Publication: Monitor Volume: 4 Issue: 209

Georgia’s Supreme Court yesterday sentenced Jaba Ioseliani, leader of the banned organization Mkhedrioni [Knights], to eleven years of detention, and fourteen codefendants to various terms of imprisonment. Ioseliani and most of the codefendants had been in pretrial detention since late 1995. Former State Security chief Teimuraz Khachishvili received fifteen years, and Giga Gelashvili, head of the banned Rescue Corps–a paramilitary affiliate of Mkhedrioni, fourteen. The charges against them include creation of unlawful armed groups, commission of murder and banditry during the period 1992-95, and involvement in the August 1995 abortive coup d’etat against President Eduard Shevardnadze. The complexity and unusually large size of the indictment made for a protracted trial.

The rump Mkhedrioni organization at large reacted immediately by announcing “the start of active struggle against the authorities.” The group considers the defendants innocent, and the sentences a “political settling of accounts” orchestrated by Shevardnadze (Radio Tbilisi cited by Russian agencies, November 10).
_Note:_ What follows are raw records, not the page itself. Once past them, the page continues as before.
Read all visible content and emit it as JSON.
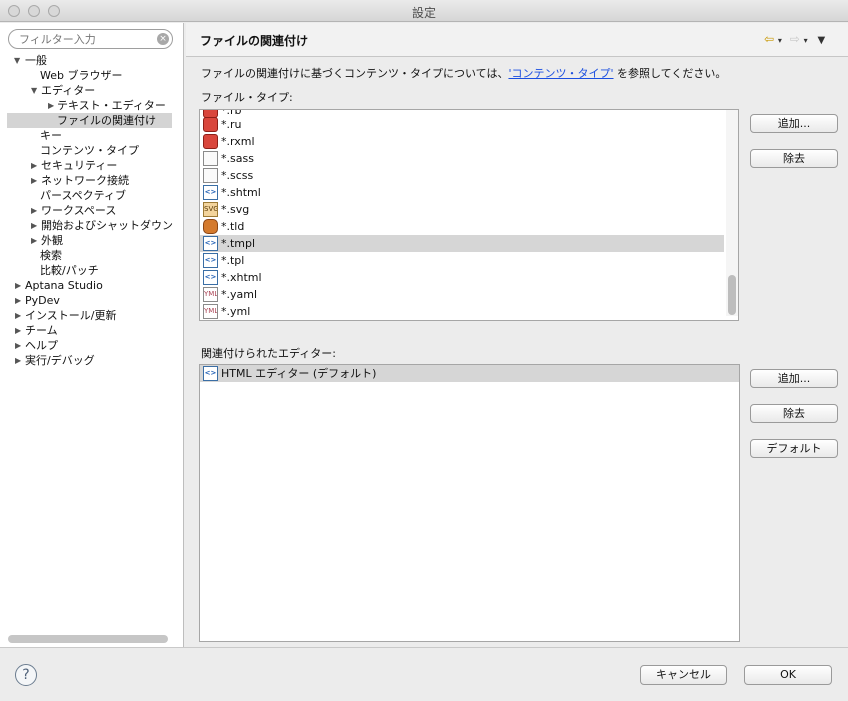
{
  "window": {
    "title": "設定"
  },
  "sidebar": {
    "filter_placeholder": "フィルター入力",
    "clear_glyph": "×",
    "items": [
      {
        "label": "一般",
        "arrow": "▼"
      },
      {
        "label": "Web ブラウザー",
        "arrow": ""
      },
      {
        "label": "エディター",
        "arrow": "▼"
      },
      {
        "label": "テキスト・エディター",
        "arrow": "▶"
      },
      {
        "label": "ファイルの関連付け",
        "arrow": ""
      },
      {
        "label": "キー",
        "arrow": ""
      },
      {
        "label": "コンテンツ・タイプ",
        "arrow": ""
      },
      {
        "label": "セキュリティー",
        "arrow": "▶"
      },
      {
        "label": "ネットワーク接続",
        "arrow": "▶"
      },
      {
        "label": "パースペクティブ",
        "arrow": ""
      },
      {
        "label": "ワークスペース",
        "arrow": "▶"
      },
      {
        "label": "開始およびシャットダウン",
        "arrow": "▶"
      },
      {
        "label": "外観",
        "arrow": "▶"
      },
      {
        "label": "検索",
        "arrow": ""
      },
      {
        "label": "比較/パッチ",
        "arrow": ""
      },
      {
        "label": "Aptana Studio",
        "arrow": "▶"
      },
      {
        "label": "PyDev",
        "arrow": "▶"
      },
      {
        "label": "インストール/更新",
        "arrow": "▶"
      },
      {
        "label": "チーム",
        "arrow": "▶"
      },
      {
        "label": "ヘルプ",
        "arrow": "▶"
      },
      {
        "label": "実行/デバッグ",
        "arrow": "▶"
      }
    ]
  },
  "main": {
    "title": "ファイルの関連付け",
    "nav": {
      "back": "⇦",
      "forward": "⇨",
      "dropdown": "▾",
      "menu": "▼"
    },
    "description_prefix": "ファイルの関連付けに基づくコンテンツ・タイプについては、",
    "description_link": "'コンテンツ・タイプ'",
    "description_suffix": " を参照してください。",
    "file_types_label": "ファイル・タイプ:",
    "file_types": [
      {
        "label": "*.rb",
        "icon": "ruby-file-icon"
      },
      {
        "label": "*.ru",
        "icon": "ruby-file-icon"
      },
      {
        "label": "*.rxml",
        "icon": "ruby-file-icon"
      },
      {
        "label": "*.sass",
        "icon": "css-file-icon"
      },
      {
        "label": "*.scss",
        "icon": "css-file-icon"
      },
      {
        "label": "*.shtml",
        "icon": "html-file-icon"
      },
      {
        "label": "*.svg",
        "icon": "svg-file-icon"
      },
      {
        "label": "*.tld",
        "icon": "tld-file-icon"
      },
      {
        "label": "*.tmpl",
        "icon": "html-file-icon"
      },
      {
        "label": "*.tpl",
        "icon": "html-file-icon"
      },
      {
        "label": "*.xhtml",
        "icon": "html-file-icon"
      },
      {
        "label": "*.yaml",
        "icon": "yaml-file-icon"
      },
      {
        "label": "*.yml",
        "icon": "yaml-file-icon"
      }
    ],
    "editors_label": "関連付けられたエディター:",
    "editors": [
      {
        "label": "HTML エディター (デフォルト)",
        "icon": "html-file-icon"
      }
    ],
    "buttons": {
      "add": "追加...",
      "remove": "除去",
      "default": "デフォルト"
    },
    "icon_glyphs": {
      "html": "<>",
      "svg": "SVG",
      "yaml": "YML",
      "ruby": "",
      "css": "",
      "tld": ""
    }
  },
  "footer": {
    "help": "?",
    "cancel": "キャンセル",
    "ok": "OK"
  }
}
A multifaceted political, paramilitary and criminal organization, inspired both by both nationalist and mercenary goals, the Mkhedrioni shares responsibility for the turmoil which engulfed Georgia from 1991 to 1995. The organization played a key role in ousting former President Zviad Gamsakhurdia from power in 1992, thus paving the way for Shevardnadze’s return to Georgia and to office. Under Ioseliani and his ally Tengiz Kitovani as defense minister, the Mkhedrioni became the most influential force in the Tbilisi power structures. It took Shevardnadze more than three years to gather sufficient strength to ban the Mkhedrioni and prosecute its leaders. Kitovani and a few accomplices were convicted in 1997. One small Mkhedrioni group recently reconstituted itself as a “public organization” abjuring violence.